Dalam pernyataan resmi yang juga dihadiri Menteri Tenaga Kerja Hanif Dhakiri dan Menteri Luar Negeri Retno Marsudi, Presiden Jokowi juga menyoroti keberadaan sekolah dan fasilitas pendidikan bagi anak-anak Indonesia terutama anak TKI di Malaysia. Permintaan itu disambut baik oleh Mahathir. Ia menuturkan sekolah untuk anak-anak Indonesia disiapkan di Semenanjung (wilayah Malaysia di Semenanjung Malaya) karena menyadari TKI legal ke Malaysia biasanya membawa anak serta keluarganya. Adapun di Sabah serta Sarawak (wilayah Malaysia di pulau Kalimantan) belum ada sekolah bagi anak-anak TKI.

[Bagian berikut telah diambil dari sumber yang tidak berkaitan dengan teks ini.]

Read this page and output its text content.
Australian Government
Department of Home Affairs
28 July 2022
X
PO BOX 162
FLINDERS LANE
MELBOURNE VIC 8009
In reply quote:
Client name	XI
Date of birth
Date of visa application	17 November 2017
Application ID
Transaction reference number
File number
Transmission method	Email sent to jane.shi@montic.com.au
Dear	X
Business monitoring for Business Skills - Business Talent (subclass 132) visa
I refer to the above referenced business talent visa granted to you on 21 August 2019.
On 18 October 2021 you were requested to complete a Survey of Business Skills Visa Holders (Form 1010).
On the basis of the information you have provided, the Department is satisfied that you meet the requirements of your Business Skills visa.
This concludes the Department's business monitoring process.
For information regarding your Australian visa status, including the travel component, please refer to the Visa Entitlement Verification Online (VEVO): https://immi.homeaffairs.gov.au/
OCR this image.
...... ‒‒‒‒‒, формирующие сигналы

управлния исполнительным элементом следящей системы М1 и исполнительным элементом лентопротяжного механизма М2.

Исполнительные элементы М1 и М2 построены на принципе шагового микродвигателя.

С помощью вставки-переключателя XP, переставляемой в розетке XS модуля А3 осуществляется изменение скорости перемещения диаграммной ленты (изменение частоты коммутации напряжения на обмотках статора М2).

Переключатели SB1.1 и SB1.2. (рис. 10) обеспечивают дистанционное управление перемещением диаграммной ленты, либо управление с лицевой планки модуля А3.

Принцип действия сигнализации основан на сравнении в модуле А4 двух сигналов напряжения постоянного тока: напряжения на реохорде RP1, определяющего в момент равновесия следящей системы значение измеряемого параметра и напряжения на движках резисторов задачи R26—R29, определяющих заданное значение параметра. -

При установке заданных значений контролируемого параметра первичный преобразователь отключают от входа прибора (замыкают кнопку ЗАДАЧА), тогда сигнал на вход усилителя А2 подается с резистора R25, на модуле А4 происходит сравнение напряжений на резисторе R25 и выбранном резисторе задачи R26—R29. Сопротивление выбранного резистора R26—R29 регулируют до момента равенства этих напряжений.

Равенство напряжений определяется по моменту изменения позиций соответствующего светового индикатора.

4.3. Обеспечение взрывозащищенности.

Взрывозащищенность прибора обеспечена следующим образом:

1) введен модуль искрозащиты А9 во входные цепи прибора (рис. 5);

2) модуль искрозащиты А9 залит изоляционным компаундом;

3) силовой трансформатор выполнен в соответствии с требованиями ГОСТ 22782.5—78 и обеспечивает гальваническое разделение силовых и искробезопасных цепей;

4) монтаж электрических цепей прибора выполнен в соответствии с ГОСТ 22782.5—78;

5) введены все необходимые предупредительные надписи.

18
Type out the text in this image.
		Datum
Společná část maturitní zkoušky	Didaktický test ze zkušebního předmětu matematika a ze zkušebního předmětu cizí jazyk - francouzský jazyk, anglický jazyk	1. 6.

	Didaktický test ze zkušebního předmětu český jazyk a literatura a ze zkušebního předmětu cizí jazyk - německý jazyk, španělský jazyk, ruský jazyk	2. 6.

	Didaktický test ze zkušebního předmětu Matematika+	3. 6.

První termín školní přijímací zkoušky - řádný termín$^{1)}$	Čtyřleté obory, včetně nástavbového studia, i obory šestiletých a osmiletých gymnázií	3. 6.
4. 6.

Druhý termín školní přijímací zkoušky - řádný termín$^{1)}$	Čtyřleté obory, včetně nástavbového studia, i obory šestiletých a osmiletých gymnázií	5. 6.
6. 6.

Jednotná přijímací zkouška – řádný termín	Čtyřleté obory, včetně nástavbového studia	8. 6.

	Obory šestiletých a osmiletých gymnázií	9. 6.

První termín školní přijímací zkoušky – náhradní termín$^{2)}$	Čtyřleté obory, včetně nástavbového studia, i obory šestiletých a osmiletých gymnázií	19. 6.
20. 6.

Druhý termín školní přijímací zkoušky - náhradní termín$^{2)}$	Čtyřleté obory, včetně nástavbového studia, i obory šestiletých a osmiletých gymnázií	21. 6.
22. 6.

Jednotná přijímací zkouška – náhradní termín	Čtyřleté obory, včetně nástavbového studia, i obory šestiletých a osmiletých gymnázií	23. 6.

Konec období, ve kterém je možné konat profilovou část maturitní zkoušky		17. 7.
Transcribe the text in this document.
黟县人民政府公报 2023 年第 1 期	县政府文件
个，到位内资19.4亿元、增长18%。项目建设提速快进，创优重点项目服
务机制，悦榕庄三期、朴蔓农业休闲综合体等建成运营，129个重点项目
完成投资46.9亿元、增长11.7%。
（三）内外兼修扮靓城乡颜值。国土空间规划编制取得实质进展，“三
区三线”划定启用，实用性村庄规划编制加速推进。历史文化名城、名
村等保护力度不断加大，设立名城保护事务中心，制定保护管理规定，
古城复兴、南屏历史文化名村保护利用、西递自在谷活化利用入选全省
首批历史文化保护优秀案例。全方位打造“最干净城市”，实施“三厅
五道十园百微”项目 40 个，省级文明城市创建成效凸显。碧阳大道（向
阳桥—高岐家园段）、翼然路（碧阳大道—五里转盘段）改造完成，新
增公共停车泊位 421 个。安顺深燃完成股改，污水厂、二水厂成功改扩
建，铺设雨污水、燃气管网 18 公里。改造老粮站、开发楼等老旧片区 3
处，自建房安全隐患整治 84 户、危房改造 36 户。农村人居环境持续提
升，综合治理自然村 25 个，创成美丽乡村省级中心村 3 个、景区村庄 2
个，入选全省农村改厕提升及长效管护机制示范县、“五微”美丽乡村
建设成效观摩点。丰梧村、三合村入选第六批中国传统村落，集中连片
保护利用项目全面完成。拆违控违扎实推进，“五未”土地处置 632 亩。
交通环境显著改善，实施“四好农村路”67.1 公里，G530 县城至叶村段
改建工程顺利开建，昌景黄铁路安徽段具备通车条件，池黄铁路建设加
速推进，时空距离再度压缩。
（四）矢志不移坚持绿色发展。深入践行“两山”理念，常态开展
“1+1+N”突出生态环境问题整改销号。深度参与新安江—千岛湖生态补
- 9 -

"Anak-anak mereka perlu mendapat pendidikan dan sekolah. Di Semenanjung sudah beberapa meski tidak mencukupi. Di Sabah dan Sarawak belum ada sekolah yang bisa dimasuki anak Indonesia. Ini akan kami perbaiki," kata Mahathir.

MoU Indonesia Malaysia

Secara terpisah, Menlu Retno Marsudi menyampaikan Presiden Jokowi mengusulkan nota kesepahaman Indonesia serta Malaysia mengenai masalah penempatan dan perlindungan TKI termasuk juga hak pendidikan anak TKI. "Tentunya nanti kami tindak lanjuti dengan detail. Memang sudah banyak sekali penambahan kami lakukan untuk Community Learning Center (CLC) lebih kepada untuk TKI. Jadi intinya itu," kata Retno. Kendati demikian, Retno membantah nota kesepahaman ini merupakan perpanjangan yang lalu. Menurutnya, kesepahaman yang lalu telah berakhir dua tahun lalu.

"Kami dorong supaya cepat karena kalau vakum dari segi aturan akan menyulitkan keduanya mengatur. Kami dorong supaya negosiasi penempatan dan perlindungan segera diselesaikan," tuturnya. Jumlah TKI di Malaysia mencapai sedikitnya 2,5 juta orang.